I posted a comment the other day about leaving college with the belief that to be a woman poet I needed to wear a white dress and hang out in an attic. This was because, I said, the only female poet on the syllabus during four years at Grinnell College was, of course, Emily D.
Okay, you're saying, either you went to college in 1900 or you've got to be exaggerating. OOPS, I forgot: we did read the poems of one other female poet, and that would be none other than Sylvia Plath. Yep, there you have it: a kinda-bizarre hermit and a suicide. If we wanted to be female poets, these were our role models.
I didn't keep the syllabi from my English classes; I stopped using the big, giant Traditions of English Literature even as a doorstopper years ago, but let me break it down for youze:
1. In my freshman composition class, when we read Robert Lowell's "Skunk Hour," the professor pointed out that the poem is dedicated to Elizabeth Bishop, "Nautilus Island's hermit," but we read no poems by Elizabeth Bishop.
2. The required English major sequence was nicknamed Trads (after the book we had to read in full). It started with "The Twa Corbies" and ended in the early 20th Century. As far as I know, there were no women poets in this entire book, though I do recall reading a butt-load of white guys, some good and some pretty awful. As far as I could tell, British women did not write poetry at all. However, they did write novels--in a course titled The British Novel we read six novels, one of them by Elizabeth Austen. And in a freshman humanities course, Edith Warton held her own alongside Sartre, Camus, Zamayatin, and Orwell. The saddest part to me is that 3/4 of these courses were taught by women.
3. I seriously had to round out this ridiculously female-voice-deprived state of affairs by conducting my own personal course in women's letters. This took place in the dorm, cafeteria, and library, where I read Adrienne Rich's The Dream of a Common Language, and all order of feminist manifestos, including The Second Sex, The Feminine Mystique, The Dialectic of Sex, and the like. To Grinnell's credit, I discovered Nikki Giovanni when she visited our campus for two days. Giovanni brought excitement and energy into our staling brains, blowing us away with her convocations, readings, and Q&As, then left us to trudge back into our rainbow-void classrooms.

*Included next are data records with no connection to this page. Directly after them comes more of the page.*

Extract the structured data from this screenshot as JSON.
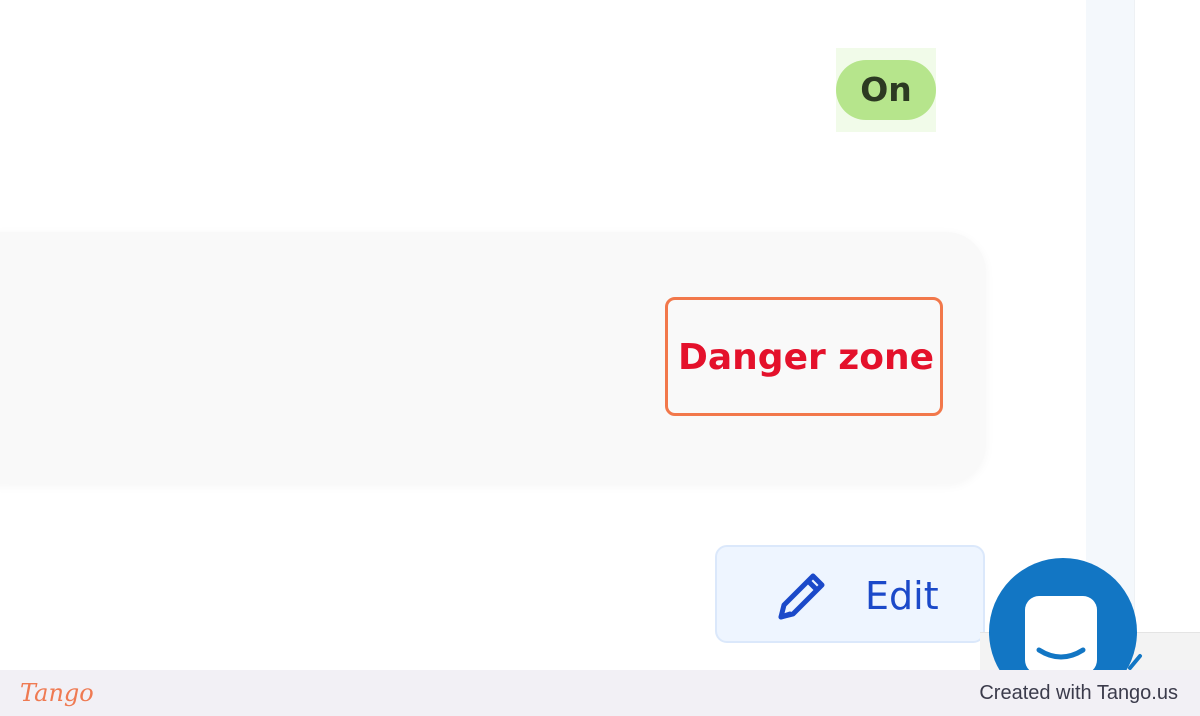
{
  "status": {
    "badge_label": "On",
    "badge_color": "#b6e58c"
  },
  "card": {
    "danger_link_label": "Danger zone",
    "danger_color": "#e4112b",
    "highlight_color": "#f2784b"
  },
  "actions": {
    "edit_label": "Edit",
    "edit_icon": "pencil-icon",
    "accent_color": "#1b49c9"
  },
  "chat": {
    "icon": "chat-icon",
    "color": "#1276c4"
  },
  "footer": {
    "logo_text": "Tango",
    "credit_text": "Created with Tango.us"
  }
}
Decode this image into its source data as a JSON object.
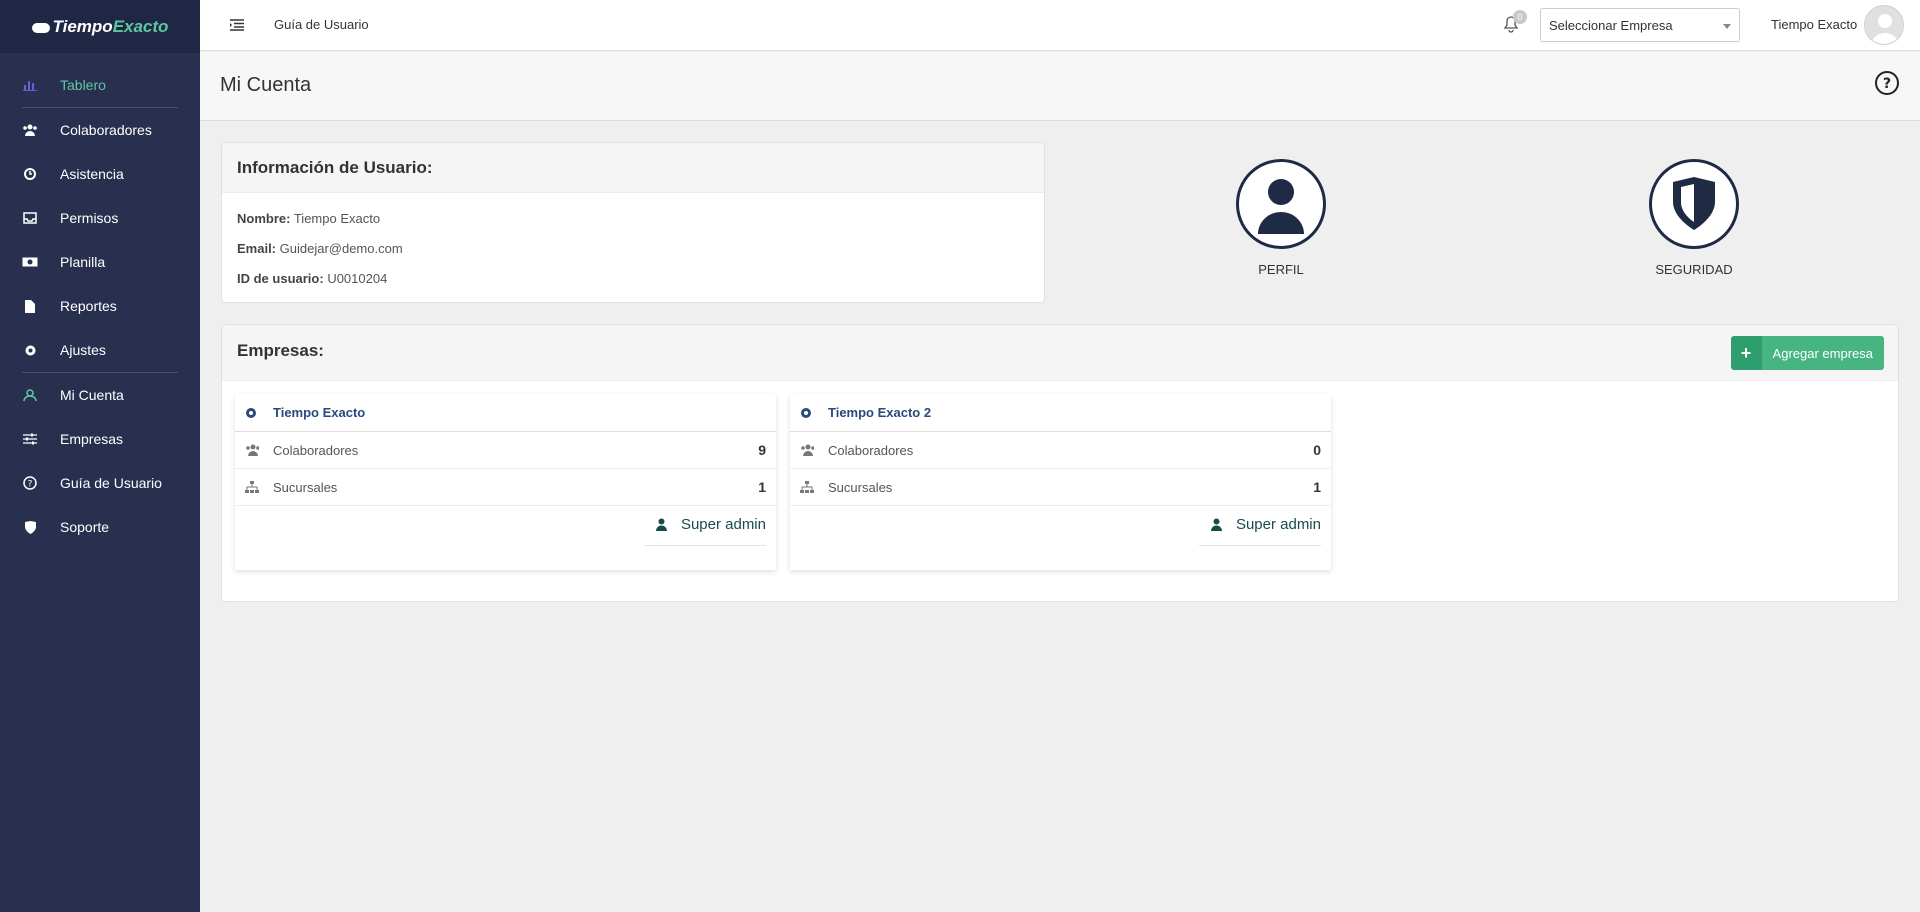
{
  "brand": {
    "part1": "Tiempo",
    "part2": "Exacto"
  },
  "sidebar": {
    "items": [
      {
        "label": "Tablero",
        "icon": "bar-chart-icon",
        "active": true
      },
      {
        "label": "Colaboradores",
        "icon": "users-icon"
      },
      {
        "label": "Asistencia",
        "icon": "clock-icon"
      },
      {
        "label": "Permisos",
        "icon": "inbox-icon"
      },
      {
        "label": "Planilla",
        "icon": "money-icon"
      },
      {
        "label": "Reportes",
        "icon": "file-icon"
      },
      {
        "label": "Ajustes",
        "icon": "gear-icon"
      },
      {
        "label": "Mi Cuenta",
        "icon": "user-outline-icon",
        "accent": true
      },
      {
        "label": "Empresas",
        "icon": "sliders-icon"
      },
      {
        "label": "Guía de Usuario",
        "icon": "question-circle-icon"
      },
      {
        "label": "Soporte",
        "icon": "shield-icon"
      }
    ]
  },
  "topbar": {
    "guide": "Guía de Usuario",
    "notifications_count": "0",
    "select_placeholder": "Seleccionar Empresa",
    "user_name": "Tiempo Exacto"
  },
  "page": {
    "title": "Mi Cuenta"
  },
  "user_info": {
    "heading": "Información de Usuario:",
    "name_label": "Nombre:",
    "name_value": "Tiempo Exacto",
    "email_label": "Email:",
    "email_value": "Guidejar@demo.com",
    "id_label": "ID de usuario:",
    "id_value": "U0010204"
  },
  "shortcuts": {
    "profile": "PERFIL",
    "security": "SEGURIDAD"
  },
  "companies": {
    "heading": "Empresas:",
    "add_label": "Agregar empresa",
    "items": [
      {
        "name": "Tiempo Exacto",
        "collab_label": "Colaboradores",
        "collab": "9",
        "branches_label": "Sucursales",
        "branches": "1",
        "role": "Super admin"
      },
      {
        "name": "Tiempo Exacto 2",
        "collab_label": "Colaboradores",
        "collab": "0",
        "branches_label": "Sucursales",
        "branches": "1",
        "role": "Super admin"
      }
    ]
  },
  "colors": {
    "sidebar": "#29304f",
    "accent": "#5cc8a0",
    "button": "#47b582",
    "company_link": "#2a4a7c"
  }
}
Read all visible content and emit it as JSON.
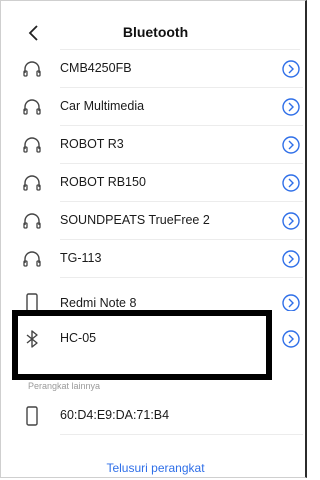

Things changed soon after I graduated college. I missed, by about five minutes, the wave of multiculturalism that busted open the literary canon and brought not only females writers onto our nation's campuses, but writers of nearly every cultural and racial background. They arrived in droves not only for a 2-day visit but for the duration, embedded into the syllabi and the lists of required texts. And with that, as if by magic (but simply by virtue of having role models--examples of successful writers who looked like them), coeds of all shades and creeds began to work toward the goal of becoming accomplished writers, perhaps with a shot at landing their work in the next generation of The Norton Anthology of Literature.